İktidarlıklarında başörtülü kimsenin olmayacağını ve PKK'nın özerklik talebini destekleyeceklerini söylüyorlar. Bugün HDPKK bayraklarıyla da miting yapmaya devam ediyorlar.
Diğeri, ülkenin tüm kazanımlarını satacağını, yıkacağını vaat ediyor. Bir diğeri de elinde yüzlerce masum insanın kanı bulunan PKK'nın emrinde bir aday. Afrin'i geri alacaklarmış!
Küresel baronların işleyen çarkına bilye olabilecek tıynette bir adamı da bilge diye yutturarak milletin karşısına aday olarak çıkardılar. O da Afrin'i geri alacaklarını söyleyen terör örgütünün himayesindeki bir adama özgürlük talep ediyor.

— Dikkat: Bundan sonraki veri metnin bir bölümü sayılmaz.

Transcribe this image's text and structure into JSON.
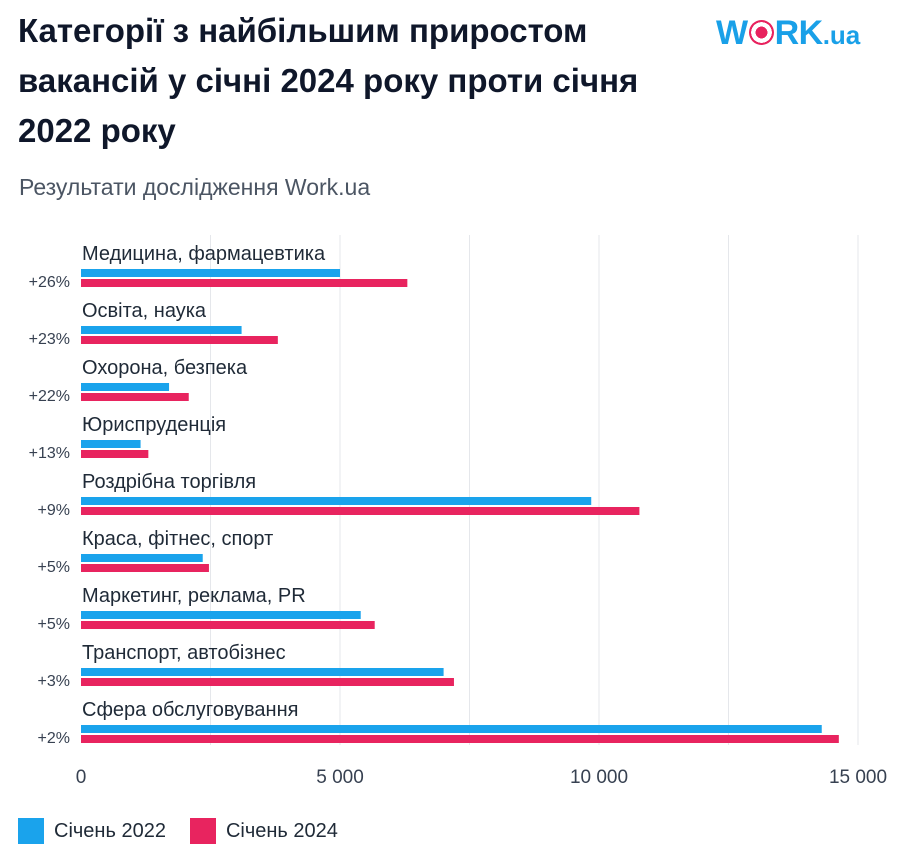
{
  "header": {
    "title": "Категорії з найбільшим приростом вакансій у січні 2024 року проти січня 2022 року",
    "subtitle": "Результати дослідження Work.ua",
    "logo_text": "WORK.ua"
  },
  "colors": {
    "series_2022": "#1aa3ec",
    "series_2024": "#e8245f",
    "grid": "#e5e7eb"
  },
  "legend": [
    {
      "label": "Січень 2022",
      "color": "#1aa3ec"
    },
    {
      "label": "Січень 2024",
      "color": "#e8245f"
    }
  ],
  "chart_data": {
    "type": "bar",
    "orientation": "horizontal",
    "categories": [
      "Медицина, фармацевтика",
      "Освіта, наука",
      "Охорона, безпека",
      "Юриспруденція",
      "Роздрібна торгівля",
      "Краса, фітнес, спорт",
      "Маркетинг, реклама, PR",
      "Транспорт, автобізнес",
      "Сфера обслуговування"
    ],
    "growth_labels": [
      "+26%",
      "+23%",
      "+22%",
      "+13%",
      "+9%",
      "+5%",
      "+5%",
      "+3%",
      "+2%"
    ],
    "series": [
      {
        "name": "Січень 2022",
        "values": [
          5000,
          3100,
          1700,
          1150,
          9850,
          2350,
          5400,
          7000,
          14300
        ]
      },
      {
        "name": "Січень 2024",
        "values": [
          6300,
          3800,
          2080,
          1300,
          10780,
          2470,
          5670,
          7200,
          14630
        ]
      }
    ],
    "xlim": [
      0,
      15000
    ],
    "xticks": [
      0,
      5000,
      10000,
      15000
    ],
    "xtick_labels": [
      "0",
      "5 000",
      "10 000",
      "15 000"
    ],
    "grid": true,
    "legend_position": "bottom-left"
  }
}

Sanırsınız seçimlere biri İsrail'den, biri ABD'den, diğeri İngiltere'den bir diğeri de Fransa'dan katılıyor. Ülkenin değerlerine, kültürüne, tarihine, birikimine bu denli uzaklar. Erdoğan üzerinden bu millete öfke kusuyorlar.

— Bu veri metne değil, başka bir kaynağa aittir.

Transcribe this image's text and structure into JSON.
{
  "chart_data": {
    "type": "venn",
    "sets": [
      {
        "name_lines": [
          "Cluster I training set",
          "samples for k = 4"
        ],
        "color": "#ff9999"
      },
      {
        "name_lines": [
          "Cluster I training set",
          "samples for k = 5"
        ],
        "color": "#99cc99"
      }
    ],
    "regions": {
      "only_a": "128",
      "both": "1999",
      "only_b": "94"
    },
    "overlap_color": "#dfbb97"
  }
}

Çünkü artık bundan sonra ülkeyi kiraya verip sefa süremeyeceklerini anladılar. Millet bu defteri kapattı ve yönetime/sisteme el koydu.
15 Temmuz'da Türkiye'yi, global ekonomik sisteme dayalı yeni dünya düzeninin bir unsuru yapamayacaklarını anladıkları günden itibaren şaşkınlar. Ellerinde kalan malzemelerle hiç değilse milletin dikkatini farklı yöne çekmeye çalışıyorlar. Tüm maskaralıkları ve o tımarhanelik görüntüleri bundan. Ülke yönetmeye talip değiller. Dertleri siyaset yapmak değil. Milletin dikkatini farklı yöne çekmek istiyorlar.
Oysa Türk milleti en başından beri bu topraklarda yaşıyor olmanın verdiği bilinç ve sorumlulukla hareket etmektedir. Ve sistem değişikliği yıllardır darbelerle, yasaklarla bir hayat geçirmek zorunda kalan, çocuklarını hastane köşelerinde rehin bırakan, bu şerefli milletin hakkıdır. Her geçen gün gelişen ve büyük hedefler yapan bir ülke; tekçi, dar, sürekli vesayet üreten yönetim sistemlerine mahku00fbm bırakılamaz. Bırakamayacaksınız da!
Anlı şanlı maziye sahip bu toprakların asil evlatları buna asla müsaade etmeyecektir. Millete rağmen kurduğunuz sistem çöktü. Siz bundan sonra ancak rezil olursunuz. Düşün artık bu milletin yakasından. Size bu ülkede artık ekmek yok!